End of year profits for Bectin, which owns The White Company and Charles Tyrwhitt, have fallen after the menswear retailer abandoned a major software project.
Bectin, which is itself owned by Charles Tyrwhitt founder Nick Wheeler and wife Chrissie Rucker, who founded The White Company, has reported that gross profit for the year to 25 March 2017 totalled £14.9m. This is down on the £15.9m reported in 2016. Profits attributable to the company owners also dipped to £15.1m, compared with £15.8m the previous year.
The pair said this came after its menswear business Charles Tyrwhitt abandoned a “major software project” during the year, which led the group to incur exceptional charges that made up the vast majority of its £135.1m administrative expenses.
Bectin acquired The White Company in June 2015, and then the trade and certain assets of Charles Tyrwhitt in August of the same year. As a merged entity, operating profit reached £21m, up on £19.4m in the previous period.
Group turnover in the UK grew to £267.8m, rising from £227.9m in the comparative period. Across the rest of the world, turnover increased to £125m in 2017, up from £71.3m.
The accounts, filed with Companies House, also show turnover at Charles Tyrwhitt grew to £194.4m in the year to 25 March 2017. In the period between 17 July 2015 and 26 March 2016 sales were £114.7m. It did not provide like-for-like figures or a profit breakdown.
The menswear retailer’s net assets stood at £125.9m, which was down on the £131.2m reported for the 2016 financial year.
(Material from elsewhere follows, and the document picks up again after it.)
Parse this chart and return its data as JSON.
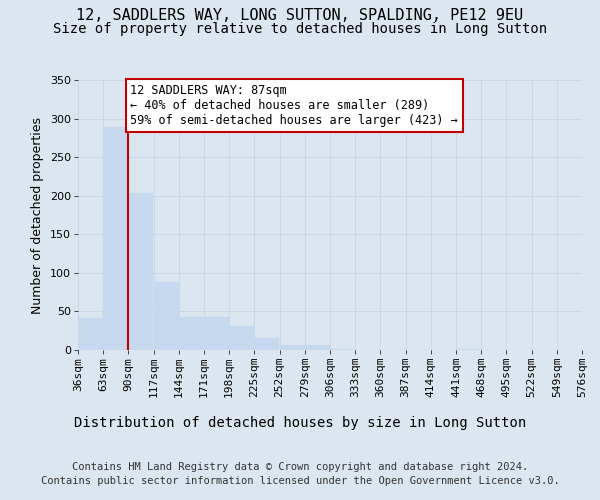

It also opened two stores during the financial year.
As reported in December, The White Company posted a rise in full-year profits and sales. Operating profit grew 2% to £17.6m in the year to 25 March, while sales rose 7.6% to £198.4m, after its UK stores and website saw “solid growth”.
Wheeler and Rucker highlighted that although it was “difficult to gauge” the implications of the UK’s decision to leave the EU, which has resulted in “uncertainty for the outlook of the UK economy”, its presence in overseas markets has given it a “strong position to continue its growth”.
They also pointed to their exposure to foreign exchange risk, since some of the company’s goods are bought in US dollars and euros. To mitigate this, the business has entered into forward foreign exchange contracts as well as putting credit facilities in place to manage seasonal working capital requirements.
Foreign exchange contracts that were due within a year stood at £53m at 25 March 2017, up on £29.9m at the same point in the previous year.
In order to stay competitive, the group will focus on improving product quality and ranges as well as its service offering. It also plans to open more stores in the UK and invest in its infrastructure.